To koronawirusowy hit z zakresu biurokracji. Dekret z 16 marca nałożył na mieszkańców Francji obowiązek wypełniania oświadczeń o potrzebie przemieszczenia się. Jak one, te Francuzy, kochają… biurokrację.
Bez wypełnienia takiego certyfikatu ani rusz.
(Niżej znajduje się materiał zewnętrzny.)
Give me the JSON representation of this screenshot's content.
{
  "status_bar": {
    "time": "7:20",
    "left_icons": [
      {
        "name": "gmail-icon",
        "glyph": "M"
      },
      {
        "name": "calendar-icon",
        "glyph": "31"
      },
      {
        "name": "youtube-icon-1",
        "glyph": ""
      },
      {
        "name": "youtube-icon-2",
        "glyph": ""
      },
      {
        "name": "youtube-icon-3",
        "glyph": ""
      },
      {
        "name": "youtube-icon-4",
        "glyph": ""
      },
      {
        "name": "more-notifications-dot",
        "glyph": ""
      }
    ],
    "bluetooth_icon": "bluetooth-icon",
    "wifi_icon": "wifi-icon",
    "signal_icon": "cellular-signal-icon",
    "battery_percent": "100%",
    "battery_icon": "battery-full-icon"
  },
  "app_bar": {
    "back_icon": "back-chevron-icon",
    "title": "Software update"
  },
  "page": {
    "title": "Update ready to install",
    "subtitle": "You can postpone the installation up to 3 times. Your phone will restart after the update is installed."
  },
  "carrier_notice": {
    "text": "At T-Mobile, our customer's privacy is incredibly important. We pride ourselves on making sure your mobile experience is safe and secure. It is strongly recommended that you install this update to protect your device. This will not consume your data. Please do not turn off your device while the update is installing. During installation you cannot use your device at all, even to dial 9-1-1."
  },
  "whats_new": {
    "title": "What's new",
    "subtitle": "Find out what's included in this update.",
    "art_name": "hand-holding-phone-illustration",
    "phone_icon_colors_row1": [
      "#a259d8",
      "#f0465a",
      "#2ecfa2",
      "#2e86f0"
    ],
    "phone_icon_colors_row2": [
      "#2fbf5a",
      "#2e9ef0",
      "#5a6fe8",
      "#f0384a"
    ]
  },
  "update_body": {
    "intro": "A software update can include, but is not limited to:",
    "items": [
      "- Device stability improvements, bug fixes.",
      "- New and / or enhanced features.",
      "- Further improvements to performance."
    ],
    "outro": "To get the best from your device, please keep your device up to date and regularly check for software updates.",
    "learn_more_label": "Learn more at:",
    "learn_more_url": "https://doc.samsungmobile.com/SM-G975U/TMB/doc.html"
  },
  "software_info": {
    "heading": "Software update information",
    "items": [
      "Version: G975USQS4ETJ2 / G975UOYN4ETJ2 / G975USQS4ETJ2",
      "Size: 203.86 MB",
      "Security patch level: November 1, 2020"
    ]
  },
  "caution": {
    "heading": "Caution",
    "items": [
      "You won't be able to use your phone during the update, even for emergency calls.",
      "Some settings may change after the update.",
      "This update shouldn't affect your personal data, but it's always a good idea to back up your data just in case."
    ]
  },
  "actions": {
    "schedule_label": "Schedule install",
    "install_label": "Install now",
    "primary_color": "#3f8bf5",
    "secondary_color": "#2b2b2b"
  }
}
Zgodnie z rozsądkiem wystarczyłoby opowiedzieć odpowiednim służbom, po co i na co wychodzi się z domu? „Regulowanie ruchu w ramach walki z rozprzestrzenianiem się wirusa Covid-19” – brzmi jednak lepiej.
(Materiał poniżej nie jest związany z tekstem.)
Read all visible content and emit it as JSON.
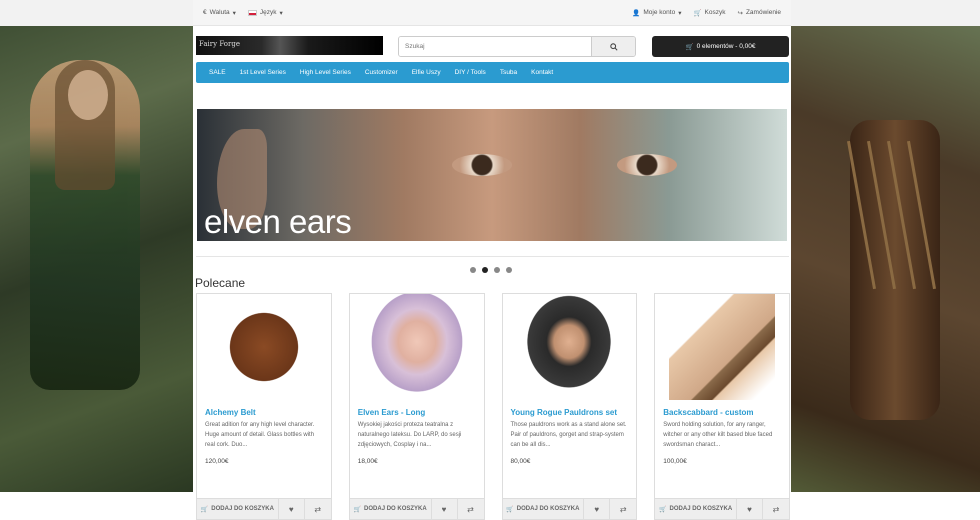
{
  "topbar": {
    "currency_label": "Waluta",
    "language_label": "Język",
    "account_label": "Moje konto",
    "cart_label": "Koszyk",
    "checkout_label": "Zamówienie"
  },
  "header": {
    "logo_text": "Fairy Forge",
    "search_placeholder": "Szukaj",
    "cart_button": "0 elementów - 0,00€"
  },
  "nav": {
    "items": [
      {
        "label": "SALE"
      },
      {
        "label": "1st Level Series"
      },
      {
        "label": "High Level Series"
      },
      {
        "label": "Customizer"
      },
      {
        "label": "Elfie Uszy"
      },
      {
        "label": "DIY / Tools"
      },
      {
        "label": "Tsuba"
      },
      {
        "label": "Kontakt"
      }
    ]
  },
  "banner": {
    "caption": "elven ears",
    "slides": 4,
    "active_slide": 2
  },
  "featured": {
    "title": "Polecane",
    "add_to_cart_label": "DODAJ DO KOSZYKA",
    "products": [
      {
        "name": "Alchemy Belt",
        "desc": "Great adition for any high level character. Huge amount of detail. Glass bottles with real cork. Duo...",
        "price": "120,00€"
      },
      {
        "name": "Elven Ears - Long",
        "desc": "Wysokiej jakości proteza teatralna z naturalnego lateksu. Do LARP, do sesji zdjęciowych, Cosplay i na...",
        "price": "18,00€"
      },
      {
        "name": "Young Rogue Pauldrons set",
        "desc": "Those pauldrons work as a stand alone set. Pair of pauldrons, gorget and strap-system can be all dis...",
        "price": "80,00€"
      },
      {
        "name": "Backscabbard - custom",
        "desc": "Sword holding solution, for any ranger, witcher or any other kilt based blue faced swordsman charact...",
        "price": "100,00€"
      }
    ]
  }
}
Na formularzu, który można sobie ściągnąć z internetu wypełniamy rubryki o danych personalnych i adresie, później zakreślamy „właściwe”. Może to być:
1. Przemieszczenie się pomiędzy domem a miejscem wykonywania działalności zawodowej, jeżeli jest niezbędne do wykonywania czynności, których nie można zorganizować w formie telepracy (…)
2. Wyjście w celu dokonania niezbędnych zakupów w autoryzowanych placówkach (lista na Government.fr);
3. Przemieszczenie się ze względów zdrowotnych;
4. Wyjście z ważnych powodów rodzinnych, np. w celu udzielenia pomocy osobom wymagającym szczególnej troski lub opieki nad dziećmi;
5. Krótkotrwałe wyjście związane z indywidualną aktywnością fizyczną, z wyłączeniem zbiorowych praktyk sportowych lub dla potrzeb zwierząt domowych.
#CORONAVIRUS | Un autre formulaire, professionnel celui-ci, a été mis en ligne dans la matinée.
📃⬇️Il s’agit d’une attestation employeur affirmant l’absolue nécessité pour la personne qui le détient de se déplacer pour aller travailler.https://t.co/GxwshIcyiN pic.twitter.com/QLF6Ebr1Zz— Christophe Castaner (@CCastaner) March 17, 2020
Jeszcze jeden dowód na to, że etatystyczna Francja nie ma świecie sobie równych biurokratów. Swoją drogą uważają się za tak mądrych, że nie przewidzieli nawet rubryki „inne”.